Practices have received Heads of Terms via agents acting on behalf of NHS Property Services Limited. The e-mails as received request a response within three weeks. There is no risk or penalty in not replying within the three week period other than it being courteous to do so. That aside, no detail is provided as to what happens once a response has been to NHS Property Services or to their agents, although there is speculation that the agents have only been appointed to issue the Heads of Terms. Apparently it is not clear as to who will be progressing these discussions on the landlords’ behalf.
Separate to that, the much-anticipated Naylor Report was issued in March 2017. This report concerns NHS Estates in the broad context rather than dealing with just primary care premises. The report makes for interesting reading in that it also refers to acute care and issues therein as covered by a previous report prepared by Lord Carter.
Key recommendations from the Naylor Report include:
– Establish a new NHS Property Board, the focus being to provide leadership for the delivery of sustainability and transformation plans (STPs). This new Property Board is to be established immediately and substantially by April 2018.
– Functions and residual assets (e.g. health centres) previously owned by Primary Care Trusts, should be divested back to service providers.
– NHS Property Board to provide a national strategic planning and delivery unit to help deliver major projects.
– Provide a single voice for the development of modern, fit-for-purpose estate, releasing land and addressing lack of maintenance issues together with proving improved guidance.
– Advise on building standards in support of the five year forward view.
– Any sale receipts from locally owned assets will be recovered centrally, with the money being retained locally providing it is in accordance with STP plans.
– Ensure primary care facilities meet the vision of the five year forward view.
The most fundamental recommendation from the foregoing is that local provider trusts be able to take back ownership of locally owned assets currently owned by NHS Property Services.
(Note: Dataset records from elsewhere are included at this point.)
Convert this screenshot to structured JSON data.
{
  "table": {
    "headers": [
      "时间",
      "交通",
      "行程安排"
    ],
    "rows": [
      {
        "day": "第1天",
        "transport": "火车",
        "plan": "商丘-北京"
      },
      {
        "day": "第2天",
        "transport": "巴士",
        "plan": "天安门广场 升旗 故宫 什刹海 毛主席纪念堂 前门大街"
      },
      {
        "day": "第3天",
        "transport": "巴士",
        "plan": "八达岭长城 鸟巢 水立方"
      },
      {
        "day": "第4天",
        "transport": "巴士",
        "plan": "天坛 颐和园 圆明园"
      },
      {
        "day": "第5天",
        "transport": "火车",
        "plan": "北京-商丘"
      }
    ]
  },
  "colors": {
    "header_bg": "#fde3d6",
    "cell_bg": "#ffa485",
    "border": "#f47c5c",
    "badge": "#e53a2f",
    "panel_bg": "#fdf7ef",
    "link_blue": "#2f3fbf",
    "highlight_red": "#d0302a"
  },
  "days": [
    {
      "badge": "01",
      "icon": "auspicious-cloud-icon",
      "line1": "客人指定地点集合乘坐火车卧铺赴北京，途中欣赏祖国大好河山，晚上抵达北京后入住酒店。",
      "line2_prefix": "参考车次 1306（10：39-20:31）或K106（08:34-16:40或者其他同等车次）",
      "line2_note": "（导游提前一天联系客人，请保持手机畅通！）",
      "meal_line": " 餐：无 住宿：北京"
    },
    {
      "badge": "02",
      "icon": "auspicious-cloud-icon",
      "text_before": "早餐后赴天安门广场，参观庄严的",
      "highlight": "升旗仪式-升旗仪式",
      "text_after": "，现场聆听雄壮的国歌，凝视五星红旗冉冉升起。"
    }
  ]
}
This potentially is going to have a significant impact on primary care estates, particularly health centres.
The other fundamental recommendation is that where sales of surplus or redundant buildings take place, the sale proceeds can be retained locally to help with the implementation of the STP.
The report is comprehensive in its review of ownership of NHS property and refers to approximately 6,100 GP practices owning their own surgeries resulting in the Government (NHS) not having a property interest in the majority of primary care facilities. Whilst no explicit statement is made as to the impact of this, the inference is that the NHS cannot be certain of continuity of service provision of such facilities where the NHS has no direct control over the premises.
The report encourages and incentivises local action through the retention of sale proceeds and the fundamental link between this and STPs for decision-making on funding improvements of healthcare estate, for the delivery of the five year forward view.
The report does recommend that STPs should be expanded to provide estates and infrastructure plans to support identifying how the five year forward view can be delivered.
The mid-term review of the five year forward view as undertaken by the Nuffield Trust, concludes that further action needs to be taken and this seems to have had influence on the recommendations of the Naylor Report.
It was widely anticipated that the long-awaited revised Premises Directions would be published around Easter time. However, it is now understood that these will be withheld until after the General Election.